The continuing standoff, and the threat of violence, has already done significant damage to the country's oil sector, stalling much-needed repairs to several fields, and hurting the country's reputation as a reliable and stable place to do business.

While the government still claims the dispute can be resolved peacefully, many companies and analysts are doubtful. Security in the country's oil-rich regions has barely improved since the end of the civil war.

On 17 September, US supermajor ExxonMobil announced it was scaling back its activity in Libya, citing the growing instability. The announcement followed Shell's decision to walk away from Libya last year.

In July, Marathon Oil notified Libya's National Oil Corporation that it was considering selling its stake in Waha Oil Company, the country's largest foreign partnership in the energy sector.

Spain's Repsol and Italian player Eni have both stuck with Libya through hard times before, but the deteriorating business environment may give them cause to reconsider.

"I don't expect to see any of the oil majors announcing new investments until the political and security situation has dramatically improved, which currently looks a distant prospect," Energy Aspect's Mallinson says. "I think we could well see the protests at terminals dragging on for several more weeks, perhaps until the government offers more substantial concessions."

But the concessions Jadhran and his allies demand will be very difficult for the government to accept.
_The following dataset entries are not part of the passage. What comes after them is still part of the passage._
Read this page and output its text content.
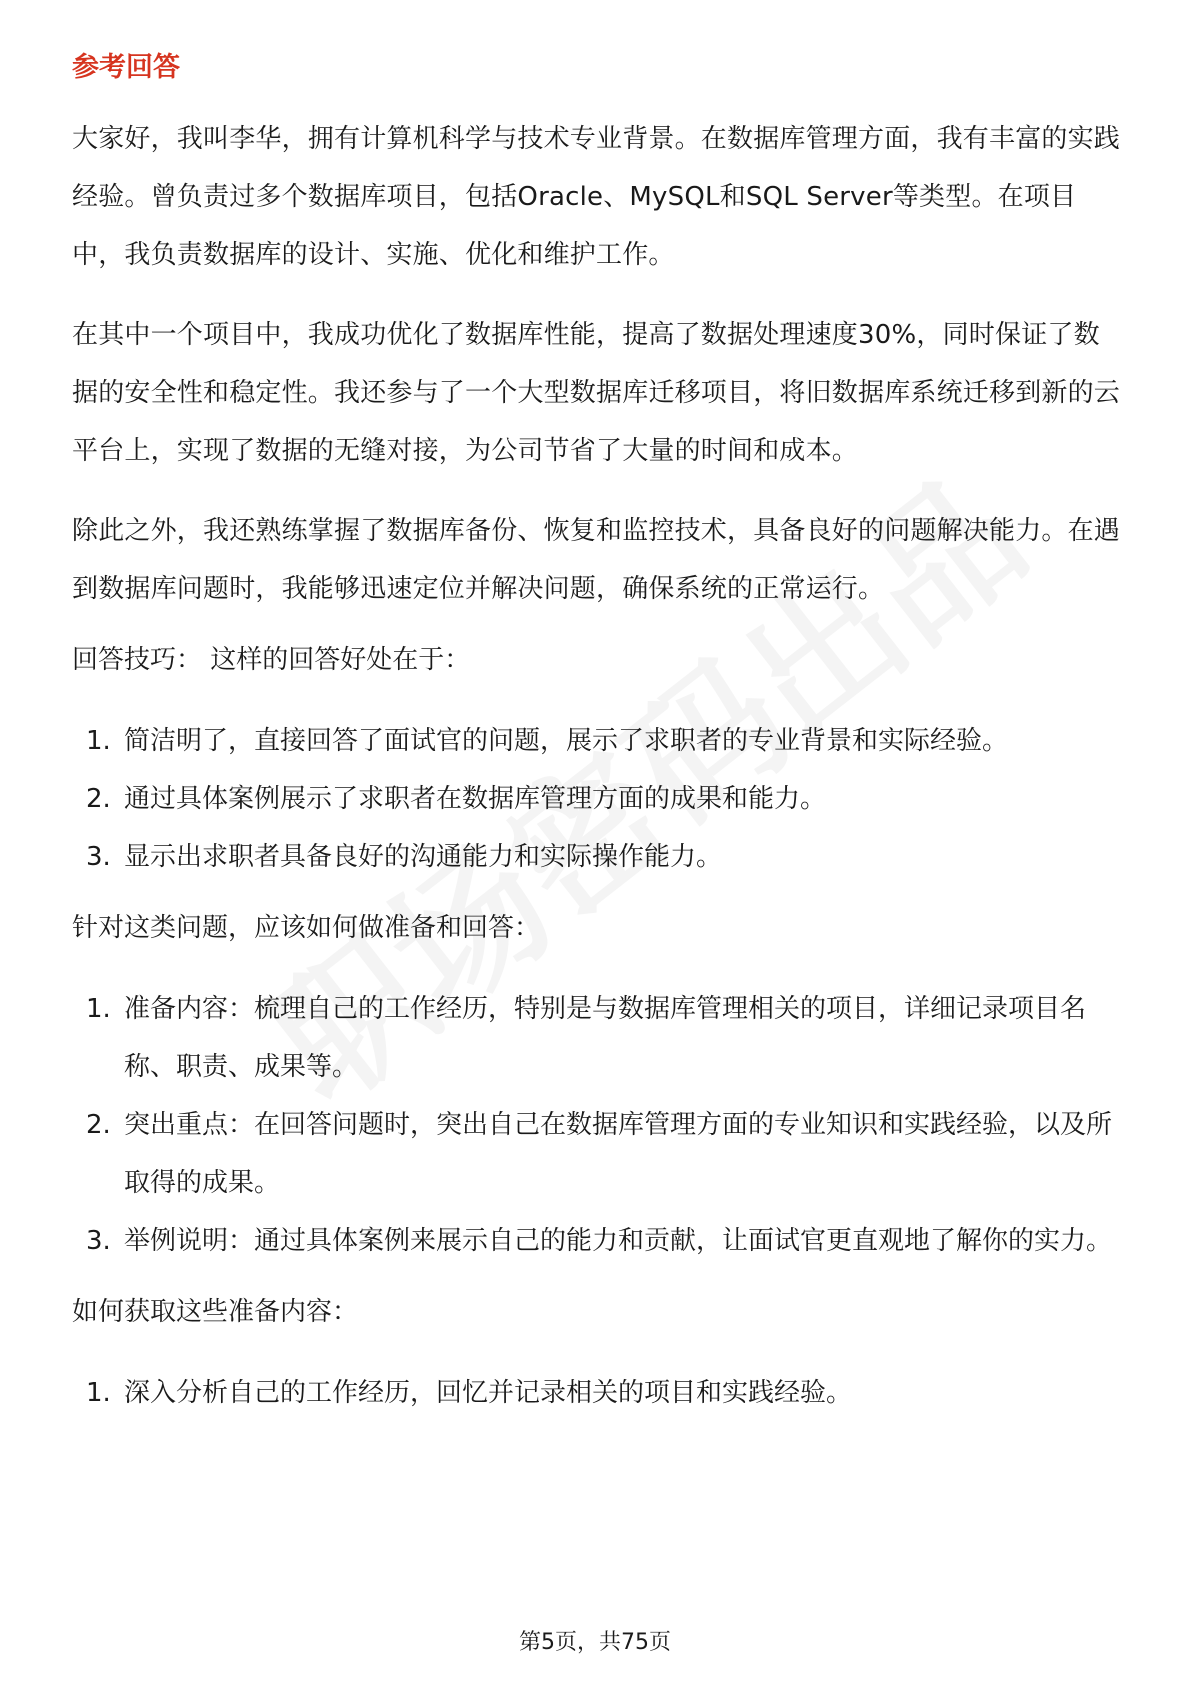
参考回答

大家好，我叫李华，拥有计算机科学与技术专业背景。在数据库管理方面，我有丰富的实践经验。曾负责过多个数据库项目，包括Oracle、MySQL和SQL Server等类型。在项目中，我负责数据库的设计、实施、优化和维护工作。

在其中一个项目中，我成功优化了数据库性能，提高了数据处理速度30%，同时保证了数据的安全性和稳定性。我还参与了一个大型数据库迁移项目，将旧数据库系统迁移到新的云平台上，实现了数据的无缝对接，为公司节省了大量的时间和成本。

除此之外，我还熟练掌握了数据库备份、恢复和监控技术，具备良好的问题解决能力。在遇到数据库问题时，我能够迅速定位并解决问题，确保系统的正常运行。

回答技巧： 这样的回答好处在于：
1. 简洁明了，直接回答了面试官的问题，展示了求职者的专业背景和实际经验。
2. 通过具体案例展示了求职者在数据库管理方面的成果和能力。
3. 显示出求职者具备良好的沟通能力和实际操作能力。
针对这类问题，应该如何做准备和回答：
1. 准备内容：梳理自己的工作经历，特别是与数据库管理相关的项目，详细记录项目名称、职责、成果等。
2. 突出重点：在回答问题时，突出自己在数据库管理方面的专业知识和实践经验，以及所取得的成果。
3. 举例说明：通过具体案例来展示自己的能力和贡献，让面试官更直观地了解你的实力。
如何获取这些准备内容：
1. 深入分析自己的工作经历，回忆并记录相关的项目和实践经验。
第5页，共75页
With Libyan security forces still fractured and weak and public opinion of the government worsening on a daily basis, many believe a military resolution is impossible, leaving Zeidan with few options.
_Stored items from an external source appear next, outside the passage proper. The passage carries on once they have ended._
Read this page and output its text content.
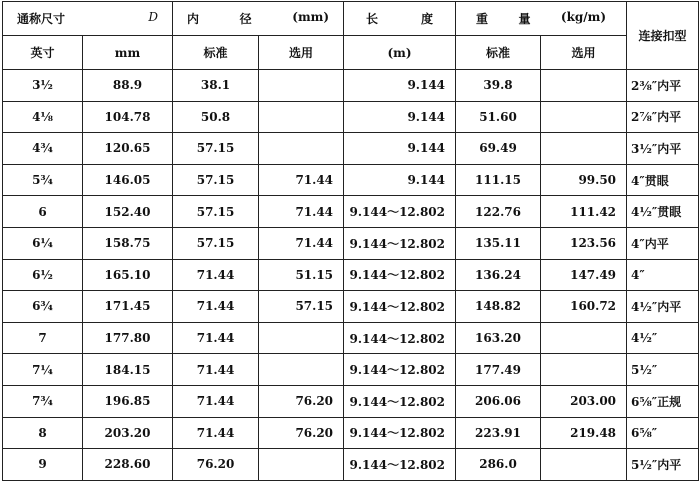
通称尺寸 D		内 径 (mm)		长 度	重 量 (kg/m)		连接扣型
英寸	mm	标准	选用	(m)	标准	选用	
3½	88.9	38.1		9.144	39.8		2⅜″内平
4⅛	104.78	50.8		9.144	51.60		2⅞″内平
4¾	120.65	57.15		9.144	69.49		3½″内平
5¾	146.05	57.15	71.44	9.144	111.15	99.50	4″贯眼
6	152.40	57.15	71.44	9.144～12.802	122.76	111.42	4½″贯眼
6¼	158.75	57.15	71.44	9.144～12.802	135.11	123.56	4″内平
6½	165.10	71.44	51.15	9.144～12.802	136.24	147.49	4″
6¾	171.45	71.44	57.15	9.144～12.802	148.82	160.72	4½″内平
7	177.80	71.44		9.144～12.802	163.20		4½″
7¼	184.15	71.44		9.144～12.802	177.49		5½″
7¾	196.85	71.44	76.20	9.144～12.802	206.06	203.00	6⅝″正规
8	203.20	71.44	76.20	9.144～12.802	223.91	219.48	6⅝″
9	228.60	76.20		9.144～12.802	286.0		5½″内平
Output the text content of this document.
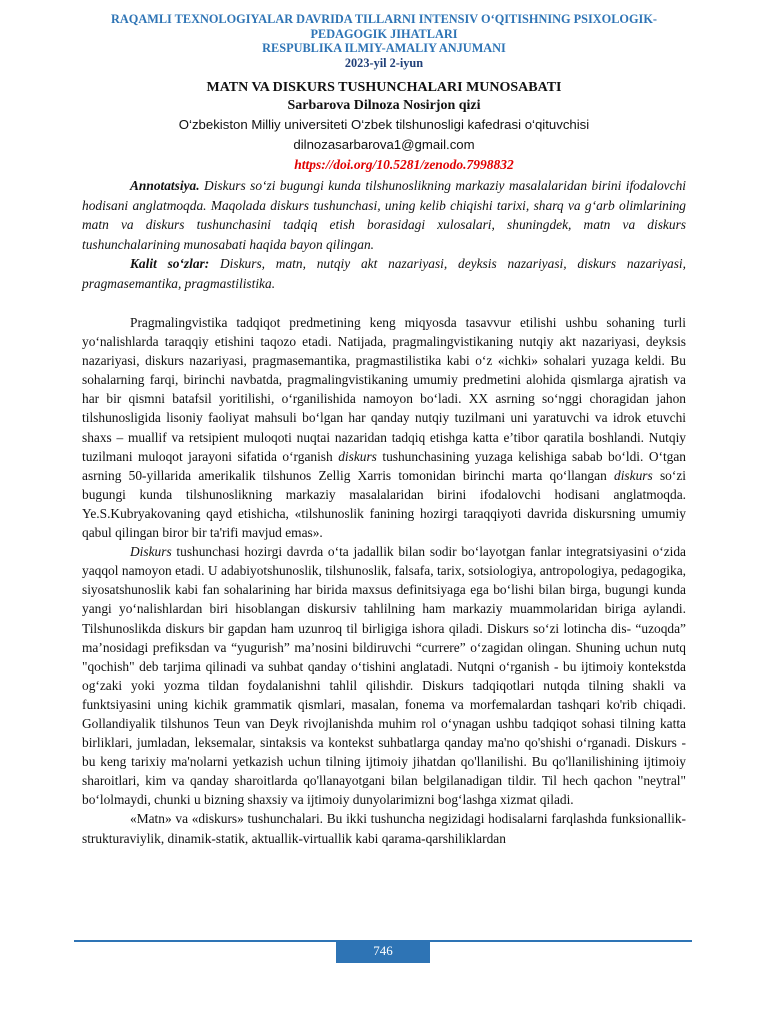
RAQAMLI TEXNOLOGIYALAR DAVRIDA TILLARNI INTENSIV O‘QITISHNING PSIXOLOGIK-
PEDAGOGIK JIHATLARI
RESPUBLIKA ILMIY-AMALIY ANJUMANI
2023-yil 2-iyun

MATN VA DISKURS TUSHUNCHALARI MUNOSABATI

Sarbarova Dilnoza Nosirjon qizi

O‘zbekiston Milliy universiteti O‘zbek tilshunosligi kafedrasi o‘qituvchisi

dilnozasarbarova1@gmail.com

https://doi.org/10.5281/zenodo.7998832

Annotatsiya. Diskurs so‘zi bugungi kunda tilshunoslikning markaziy masalalaridan birini ifodalovchi hodisani anglatmoqda. Maqolada diskurs tushunchasi, uning kelib chiqishi tarixi, sharq va g‘arb olimlarining matn va diskurs tushunchasini tadqiq etish borasidagi xulosalari, shuningdek, matn va diskurs tushunchalarining munosabati haqida bayon qilingan.

Kalit so‘zlar: Diskurs, matn, nutqiy akt nazariyasi, deyksis nazariyasi, diskurs nazariyasi, pragmasemantika, pragmastilistika.

Pragmalingvistika tadqiqot predmetining keng miqyosda tasavvur etilishi ushbu sohaning turli yo‘nalishlarda taraqqiy etishini taqozo etadi. Natijada, pragmalingvistikaning nutqiy akt nazariyasi, deyksis nazariyasi, diskurs nazariyasi, pragmasemantika, pragmastilistika kabi o‘z «ichki» sohalari yuzaga keldi. Bu sohalarning farqi, birinchi navbatda, pragmalingvistikaning umumiy predmetini alohida qismlarga ajratish va har bir qismni batafsil yoritilishi, o‘rganilishida namoyon bo‘ladi. XX asrning so‘nggi choragidan jahon tilshunosligida lisoniy faoliyat mahsuli bo‘lgan har qanday nutqiy tuzilmani uni yaratuvchi va idrok etuvchi shaxs – muallif va retsipient muloqoti nuqtai nazaridan tadqiq etishga katta e’tibor qaratila boshlandi. Nutqiy tuzilmani muloqot jarayoni sifatida o‘rganish diskurs tushunchasining yuzaga kelishiga sabab bo‘ldi. O‘tgan asrning 50-yillarida amerikalik tilshunos Zellig Xarris tomonidan birinchi marta qo‘llangan diskurs so‘zi bugungi kunda tilshunoslikning markaziy masalalaridan birini ifodalovchi hodisani anglatmoqda. Ye.S.Kubryakovaning qayd etishicha, «tilshunoslik fanining hozirgi taraqqiyoti davrida diskursning umumiy qabul qilingan biror bir ta'rifi mavjud emas».

Diskurs tushunchasi hozirgi davrda o‘ta jadallik bilan sodir bo‘layotgan fanlar integratsiyasini o‘zida yaqqol namoyon etadi. U adabiyotshunoslik, tilshunoslik, falsafa, tarix, sotsiologiya, antropologiya, pedagogika, siyosatshunoslik kabi fan sohalarining har birida maxsus definitsiyaga ega bo‘lishi bilan birga, bugungi kunda yangi yo‘nalishlardan biri hisoblangan diskursiv tahlilning ham markaziy muammolaridan biriga aylandi. Tilshunoslikda diskurs bir gapdan ham uzunroq til birligiga ishora qiladi. Diskurs so‘zi lotincha dis- “uzoqda” ma’nosidagi prefiksdan va “yugurish” ma’nosini bildiruvchi “currere” o‘zagidan olingan. Shuning uchun nutq "qochish" deb tarjima qilinadi va suhbat qanday o‘tishini anglatadi. Nutqni o‘rganish - bu ijtimoiy kontekstda og‘zaki yoki yozma tildan foydalanishni tahlil qilishdir. Diskurs tadqiqotlari nutqda tilning shakli va funktsiyasini uning kichik grammatik qismlari, masalan, fonema va morfemalardan tashqari ko'rib chiqadi. Gollandiyalik tilshunos Teun van Deyk rivojlanishda muhim rol o‘ynagan ushbu tadqiqot sohasi tilning katta birliklari, jumladan, leksemalar, sintaksis va kontekst suhbatlarga qanday ma'no qo'shishi o‘rganadi. Diskurs - bu keng tarixiy ma'nolarni yetkazish uchun tilning ijtimoiy jihatdan qo'llanilishi. Bu qo'llanilishining ijtimoiy sharoitlari, kim va qanday sharoitlarda qo'llanayotgani bilan belgilanadigan tildir. Til hech qachon "neytral" bo‘lolmaydi, chunki u bizning shaxsiy va ijtimoiy dunyolarimizni bog‘lashga xizmat qiladi.

«Matn» va «diskurs» tushunchalari. Bu ikki tushuncha negizidagi hodisalarni farqlashda funksionallik-strukturaviylik, dinamik-statik, aktuallik-virtuallik kabi qarama-qarshiliklardan

746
Despite the many obstacles and complexity of the political picture there is, though, one man who sees a way out of the standoff - Jadhran."The situation is simple because the government only has one option," he says. "It must grant us autonomy."

As this story went to press, armed men abducted prime minister Ali Zeidan from the Corinthian Hotel, in Tripoli, on 10 October. Early reports indicate Zeidan was held by former rebels in reprisal for the capture of a Libyan al-Qaeda suspect by US forces. Zeidan was later released, unharmed.